Only once you raised your scores in these eight virtues were you allowed to cleanse the evil from the land. Or something. Don't get me wrong, there was still plenty of killing. Ultimately (ha!) that's what RPG's are all about. Point me at the orcs and get out of my way!

Outside Lord B's Castle.
Puttin' the smack down on some orcs.
You start out the game all by your lonesome with nothing but a sword, a couple gold pieces, and only a vague idea of what in the Hell you're supposed to be doing. Eventually though, you're running around the planet gathering allies (you can have a party of up to eight), killing mobs, taking their loots, blasting more mobs with magic, and eventually becoming the Avatar. Or maybe you already are the Avatar... I've never been quite sure on that.

The craziest thing about Ultima 4 was, at the time, the sheer size of the game world. In 1980's terms, it was huge! Towns and cities all over the place, giant oceans that took ages to cross, dungeons hidden in mountains, deadly swamps, endless forests... wow.
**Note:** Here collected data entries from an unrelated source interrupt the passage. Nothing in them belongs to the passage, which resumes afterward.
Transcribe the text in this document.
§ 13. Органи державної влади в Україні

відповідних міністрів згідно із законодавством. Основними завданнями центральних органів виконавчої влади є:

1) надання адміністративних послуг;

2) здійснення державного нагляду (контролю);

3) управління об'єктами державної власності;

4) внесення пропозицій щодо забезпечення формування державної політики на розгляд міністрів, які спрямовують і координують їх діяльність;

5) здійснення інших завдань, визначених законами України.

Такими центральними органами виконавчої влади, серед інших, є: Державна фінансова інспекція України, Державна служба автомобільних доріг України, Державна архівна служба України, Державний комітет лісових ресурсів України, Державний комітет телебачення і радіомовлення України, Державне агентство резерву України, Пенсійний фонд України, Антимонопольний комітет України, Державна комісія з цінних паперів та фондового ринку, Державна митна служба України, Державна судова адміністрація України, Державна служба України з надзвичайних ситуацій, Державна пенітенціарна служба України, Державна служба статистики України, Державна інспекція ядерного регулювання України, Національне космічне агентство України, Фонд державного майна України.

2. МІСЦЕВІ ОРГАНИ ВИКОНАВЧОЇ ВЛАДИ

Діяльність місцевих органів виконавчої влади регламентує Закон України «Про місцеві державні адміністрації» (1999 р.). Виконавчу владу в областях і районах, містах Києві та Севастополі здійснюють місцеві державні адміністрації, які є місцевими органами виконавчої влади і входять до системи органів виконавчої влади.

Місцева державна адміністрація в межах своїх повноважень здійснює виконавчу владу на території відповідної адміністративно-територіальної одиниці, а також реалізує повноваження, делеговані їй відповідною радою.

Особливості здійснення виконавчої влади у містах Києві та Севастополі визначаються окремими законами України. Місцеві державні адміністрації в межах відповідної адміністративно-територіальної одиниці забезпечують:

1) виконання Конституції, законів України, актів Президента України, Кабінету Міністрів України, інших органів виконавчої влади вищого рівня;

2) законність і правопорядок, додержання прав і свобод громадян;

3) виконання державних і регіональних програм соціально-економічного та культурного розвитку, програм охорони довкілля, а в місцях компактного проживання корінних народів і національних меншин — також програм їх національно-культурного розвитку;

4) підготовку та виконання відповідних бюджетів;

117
Thank your lucky stars for the Moon Gates; magical doors that can transport you instantly from one part of the world to another. The only trick being, of course, the phases of the two moons. Just missed the gate? Get ready for a wait!

The magic system in the game was perhaps one of the more aggravating aspects.  Every spell (every single cast of every single spell) required the mixing of several regents.  For instance, I remember that the CURE POISON spell required one unit of B and one unit of C. I can't remember what B and C were, other than they were the two keys to hit. That speaks the most about the system. Who really cares that I need Mandrake and Black Pearl... just give me some B and C!

I'm on a boat!
Dungeon crawling, 80's style.
If I got bad grades in 9th grade, Ultima 4 is surely to blame. I played this game day after day for probably ten months in order to finish it. I'd play it all the way through again right now if I didn't have things to do!

Interesting Trivia Note: Did you know? The world that we first see in Ultima 4 is the setting for every game in the series to follow, including the MMO Ultima Online. Now that's staying power!